The Disrupter: The Fast RTM System
Broader Implications: The potential to mass produce structural composite automotive parts.
One of the biggest hurdles to widespread use of composites in automotive production is productivity rates. A consortium of industry partners has developed an automated process capable of producing composite structural parts in a two-minute cycle time, a critical industry metric.
The consortium is led by a French institute, IRT M2P (The Institutes of Technological Research – Materials, Metallurgy and Processes). The long list of partners is evidence that collaboration is key to success in today’s highly complex world, with each one bringing specific expertise to the table: PINETTE P.E.I (press system and platform integration), Arkema and Hexion (resins), Chomarat (reinforcement materials), Compose (tooling), SISE (thermoregulation systems) and the Institut de Soudure (closed mold process). The project also received support from OEM partners and Tier 1 suppliers Renault, Faurecia and Hutchinson, which provided integration and design expertise.

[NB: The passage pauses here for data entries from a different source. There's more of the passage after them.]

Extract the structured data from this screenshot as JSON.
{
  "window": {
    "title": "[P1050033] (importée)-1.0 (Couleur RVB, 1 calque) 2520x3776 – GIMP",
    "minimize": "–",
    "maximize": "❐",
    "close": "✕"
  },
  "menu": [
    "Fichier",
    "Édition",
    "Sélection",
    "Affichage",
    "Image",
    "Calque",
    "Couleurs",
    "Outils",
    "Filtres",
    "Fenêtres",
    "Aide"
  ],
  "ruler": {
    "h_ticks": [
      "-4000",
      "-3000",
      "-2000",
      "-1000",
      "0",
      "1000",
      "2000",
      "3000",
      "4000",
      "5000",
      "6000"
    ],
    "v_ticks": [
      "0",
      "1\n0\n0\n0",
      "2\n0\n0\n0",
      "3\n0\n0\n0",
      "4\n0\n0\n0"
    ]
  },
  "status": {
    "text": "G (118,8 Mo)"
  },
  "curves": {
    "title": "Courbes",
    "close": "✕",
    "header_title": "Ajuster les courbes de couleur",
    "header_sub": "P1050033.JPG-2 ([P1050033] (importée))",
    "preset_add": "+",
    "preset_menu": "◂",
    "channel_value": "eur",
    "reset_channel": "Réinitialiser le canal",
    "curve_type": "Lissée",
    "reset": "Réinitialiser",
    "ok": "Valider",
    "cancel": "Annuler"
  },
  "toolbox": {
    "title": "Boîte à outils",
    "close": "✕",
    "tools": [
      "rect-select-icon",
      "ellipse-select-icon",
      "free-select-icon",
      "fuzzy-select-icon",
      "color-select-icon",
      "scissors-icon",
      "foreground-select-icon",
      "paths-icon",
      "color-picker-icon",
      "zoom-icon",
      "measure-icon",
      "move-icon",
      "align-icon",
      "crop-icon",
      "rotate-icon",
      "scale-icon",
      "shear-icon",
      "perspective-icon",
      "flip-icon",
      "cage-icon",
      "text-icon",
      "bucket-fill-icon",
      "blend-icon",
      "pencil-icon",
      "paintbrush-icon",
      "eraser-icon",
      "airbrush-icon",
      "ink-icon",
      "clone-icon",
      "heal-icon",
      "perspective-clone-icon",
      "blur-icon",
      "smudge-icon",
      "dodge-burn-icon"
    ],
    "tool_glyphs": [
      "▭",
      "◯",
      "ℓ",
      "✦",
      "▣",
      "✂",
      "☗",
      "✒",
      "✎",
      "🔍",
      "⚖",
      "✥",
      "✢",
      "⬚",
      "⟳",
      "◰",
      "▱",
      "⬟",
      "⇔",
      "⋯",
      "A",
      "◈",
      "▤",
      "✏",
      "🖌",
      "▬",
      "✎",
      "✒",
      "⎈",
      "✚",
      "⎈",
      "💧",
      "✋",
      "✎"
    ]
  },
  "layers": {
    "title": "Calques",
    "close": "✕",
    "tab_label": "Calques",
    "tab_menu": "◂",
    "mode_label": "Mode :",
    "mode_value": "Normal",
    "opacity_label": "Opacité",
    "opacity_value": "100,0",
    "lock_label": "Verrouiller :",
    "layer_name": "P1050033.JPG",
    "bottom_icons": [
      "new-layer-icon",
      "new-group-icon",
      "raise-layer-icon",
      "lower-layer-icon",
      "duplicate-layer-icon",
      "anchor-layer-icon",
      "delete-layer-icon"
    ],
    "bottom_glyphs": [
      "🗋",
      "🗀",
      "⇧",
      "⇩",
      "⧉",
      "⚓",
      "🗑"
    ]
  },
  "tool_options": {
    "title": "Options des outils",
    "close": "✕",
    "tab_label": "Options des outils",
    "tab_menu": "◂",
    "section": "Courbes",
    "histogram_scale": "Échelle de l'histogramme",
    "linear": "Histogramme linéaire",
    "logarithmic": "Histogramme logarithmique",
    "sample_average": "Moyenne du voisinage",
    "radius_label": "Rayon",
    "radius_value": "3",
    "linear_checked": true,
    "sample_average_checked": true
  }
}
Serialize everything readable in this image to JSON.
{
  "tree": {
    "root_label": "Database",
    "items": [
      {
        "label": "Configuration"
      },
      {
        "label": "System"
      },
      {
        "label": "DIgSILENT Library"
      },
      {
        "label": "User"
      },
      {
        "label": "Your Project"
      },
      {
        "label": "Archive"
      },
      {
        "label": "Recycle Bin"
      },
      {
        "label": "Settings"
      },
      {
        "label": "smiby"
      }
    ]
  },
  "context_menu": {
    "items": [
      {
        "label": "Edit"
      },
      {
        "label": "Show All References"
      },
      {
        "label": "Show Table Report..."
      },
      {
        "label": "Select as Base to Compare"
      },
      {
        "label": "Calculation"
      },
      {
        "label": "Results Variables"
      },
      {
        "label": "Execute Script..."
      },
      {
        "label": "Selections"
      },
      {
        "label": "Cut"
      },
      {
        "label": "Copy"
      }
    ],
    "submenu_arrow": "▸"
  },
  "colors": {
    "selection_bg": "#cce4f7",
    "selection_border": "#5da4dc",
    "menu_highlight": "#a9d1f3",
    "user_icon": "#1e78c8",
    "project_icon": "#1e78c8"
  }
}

“These companies represent the whole composite sector – material suppliers, equipment suppliers, composites experts and end users,” says Maxime Kowalski, composites activities manager at IRT M2P. “The whole consortium worked together to provide the solutions that would make the project a success.”
The goal of the consortium, which began its work in 2013, was to develop an industrial-scale platform capable of producing net shape, functional, structural parts up to 3 me2 (more than 32 square feet). At the heart of the system – called Fast RTM – is PINETTE’s ECS-PRESS (Eco, Compact, Sustainable). The short-stroke press has two six-axis robots for material handling and allows for compression resin transfer molding (C-RTM) – essentially a combination of compression molding and resin transfer molding.